Pienso en posesión cuando veo tus ojos.

Freud estará muy, muy, muy loco.

El agua salada introduciéndose a su oído derecho le hace despertar. Una vez más, se hizo de día, y él se encuentra tumbado en la arena. Aunque suplica a todos los dioses que no sea cierto, pronto recibe la denigrante realidad en forma de batazo.

No puede creer el sabor tan horrible que yace en su lengua. Traga haciendo una mueca y se sienta. El sol, ese molesto astro traicionero que le abandona por las noches, ahora pretende recibirlo con una sonrisa hipócrita. Le escupe mentalmente, levantándose. El cuerpo arde, la cabeza duele como mil demonios. No recuerda el momento en que cayó, pero debió ser épico considerando los golpes en sus rodillas y codos.

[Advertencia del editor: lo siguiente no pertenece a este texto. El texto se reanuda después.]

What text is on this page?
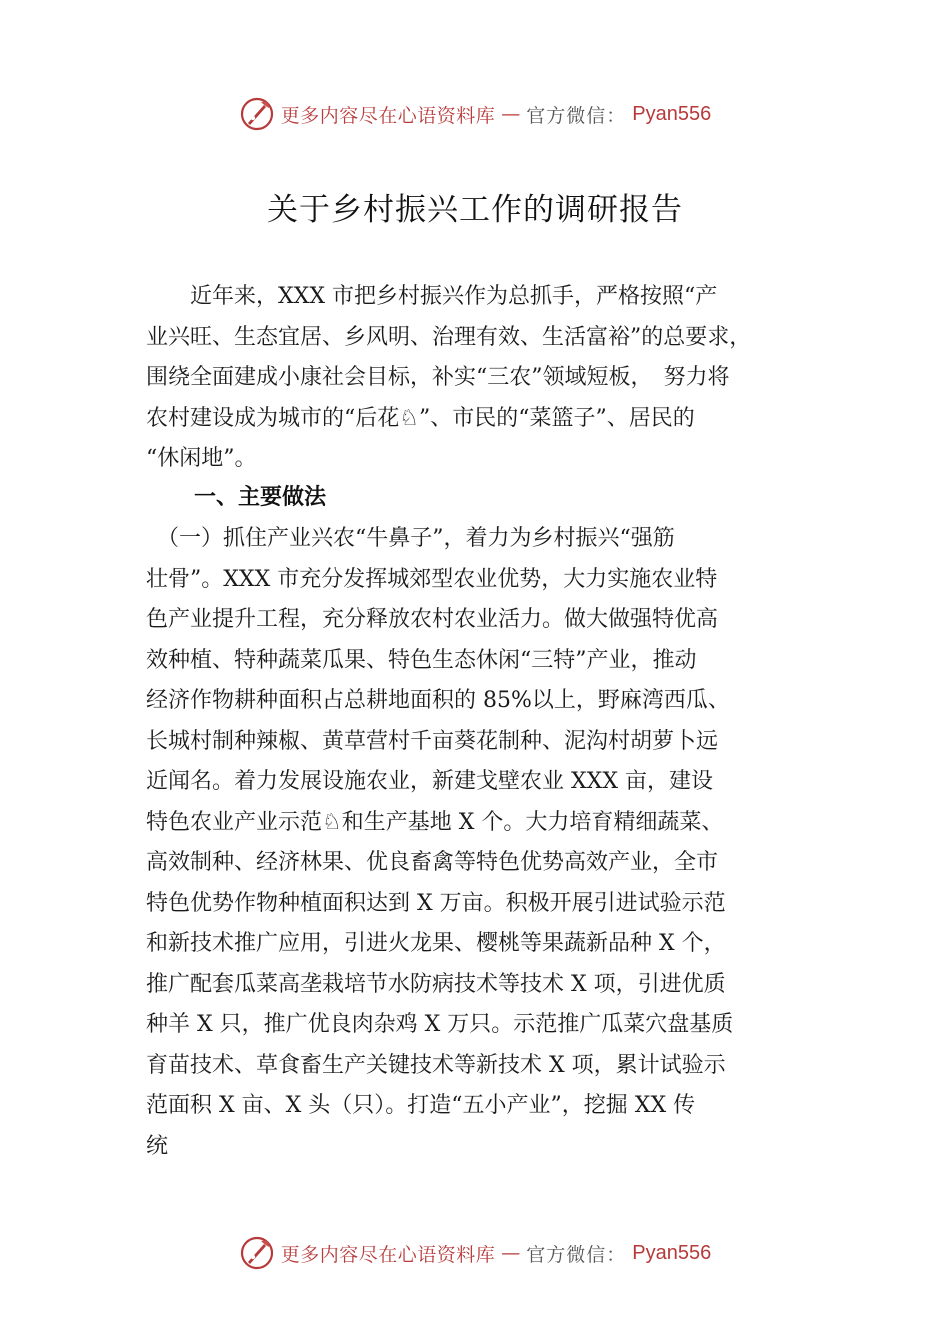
更多内容尽在心语资料库 — 官方微信： Pyan556
关于乡村振兴工作的调研报告
　　近年来，XXX 市把乡村振兴作为总抓手，严格按照“产
业兴旺、生态宜居、乡风明、治理有效、生活富裕”的总要求，
围绕全面建成小康社会目标，补实“三农”领域短板，　努力将
农村建设成为城市的“后花♘”、市民的“菜篮子”、居民的
“休闲地”。
一、主要做法
　（一）抓住产业兴农“牛鼻子”，着力为乡村振兴“强筋
壮骨”。XXX 市充分发挥城郊型农业优势，大力实施农业特
色产业提升工程，充分释放农村农业活力。做大做强特优高
效种植、特种蔬菜瓜果、特色生态休闲“三特”产业，推动
经济作物耕种面积占总耕地面积的 85%以上，野麻湾西瓜、
长城村制种辣椒、黄草营村千亩葵花制种、泥沟村胡萝卜远
近闻名。着力发展设施农业，新建戈壁农业 XXX 亩，建设
特色农业产业示范♘和生产基地 X 个。大力培育精细蔬菜、
高效制种、经济林果、优良畜禽等特色优势高效产业，全市
特色优势作物种植面积达到 X 万亩。积极开展引进试验示范
和新技术推广应用，引进火龙果、樱桃等果蔬新品种 X 个，
推广配套瓜菜高垄栽培节水防病技术等技术 X 项，引进优质
种羊 X 只，推广优良肉杂鸡 X 万只。示范推广瓜菜穴盘基质
育苗技术、草食畜生产关键技术等新技术 X 项，累计试验示
范面积 X 亩、X 头（只）。打造“五小产业”，挖掘 XX 传
统
更多内容尽在心语资料库 — 官方微信： Pyan556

Emprende la marcha directo a su casa; encorvado, adolorido, con cara de pocos amigos y el pelo desafiando a la gravedad. Sabe que a esa hora ya hay gente en la playa, y que las miradas que recibe son todas de asco y escándalo, pero es un sinvergüenza al que poco le importan cuestiones como la reputación e incluso se atreve a sonreír, pensando que todos son unos imbéciles.

De por sí nadie lo quiere por ser una puta. Hijo de otra puta bien muerta. Entonces, parecer un indigente ebrio es lo de menos.

Anda tratando de peinarse, con el estómago rebelde que solicita comida lo antes posible. Bien podría correr, dar el portazo en su casa y abalanzarse a la mesa, pero decide caminar por el bien de su integridad física y emocional.

Cuando cruza el umbral que le dirige una vez más a aquellas estrechas escaleras por las que descendió casi rodando la noche anterior, haciendo el menor ruido posible, se topa de frente con Takeko, su prima. Yang Yang la mira con horror, haciendo mil ademanes que suplican guarde silencio. Pero aquella mujer es todo menos su cómplice, por lo que respira hondo e implora:

—¡Mamá! ¡Yětù acaba de llegar y pretende entrar como si nada hubiese ocurrido!

La señora, que yacía en la cocina y trae las manos llenas de harina, sale con una expresión de ira inigualable. Es una fiera, todos saben lo que se viene.

—¡Así te quería encontrar!

Aquella es señal suficiente para que Yětù, la veloz liebre (como le apodan), salga corriendo escaleras arriba. Divisa la puerta de su alcoba, extiende las manos para alcanzarle. Sin embargo, los gritos y manotazos de su tía le alcanzan en el penúltimo escalón.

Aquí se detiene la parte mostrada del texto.